Traditional selection consultants build massive requirements matrices, sometimes containing 500 to 1,000 line items of functionality. The entire project becomes an exercise in determining whether the software can do X, Y, and Z. What gets lost is the fundamental question: what business outcomes are you trying to achieve, and what needs to change in your organization to get there?

A manufacturer struggling with 68% on-time delivery does not have a software problem. They have an operational problem that the right technology, combined with the right process changes, can solve. But if the selection project is built around functionality checklists, nobody is asking what organizational changes need to accompany the technology to actually move that number.

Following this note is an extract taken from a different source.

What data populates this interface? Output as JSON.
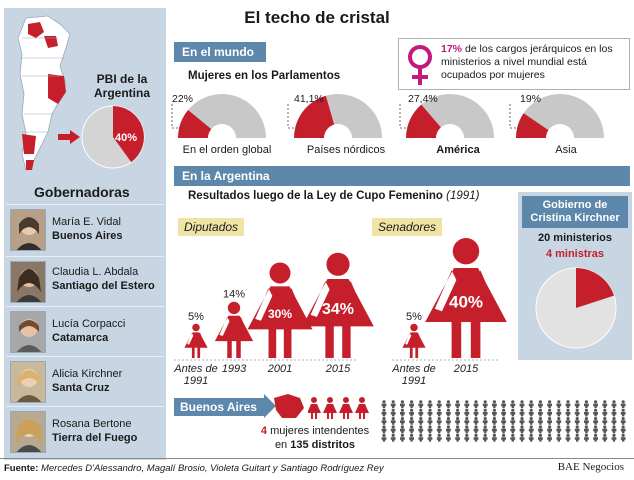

It prevents vendors from being partners

In the traditional model, ERP vendors are treated as commodities to be evaluated, not partners to collaborate with. They are handed a rigid script, told to demo specific functions in a specific order, and given little room to show creative solutions to the client’s actual business problems.

The vendor who could propose a transformative approach to the client’s quoting process or production scheduling is instead spending their demo time proving they can generate a purchase order. This arms-length approach robs the client of the very insight they need most: which vendor truly understands my business and can help me think differently about my operations?

It forces premature pricing without context

Traditional consultants routinely ask vendors to submit pricing early in the process, often before the vendor has had a single meaningful conversation with the client about their challenges. The vendor is estimating scope without understanding whether the client’s pain points stem from a systemic operational issue, a training gap, or a fundamental process design flaw.

This leads to inaccurate proposals, scope mismatches during implementation, and change orders that erode trust and inflate costs.

It sets up implementations to underdeliver

Perhaps the most damaging consequence of the traditional approach is what happens after the selection. Because the entire project was built around software functionality, the resulting Statement of Work for implementation is focused on implementing software, not on achieving outcomes.

The SOW says “configure Advanced Planning and Scheduling” instead of “improve on-time delivery from 68% to 92%.” When the implementation team has no target outcome, the project becomes a technical exercise that may go live on time and on budget but leaves the organization wondering why nothing actually feels different.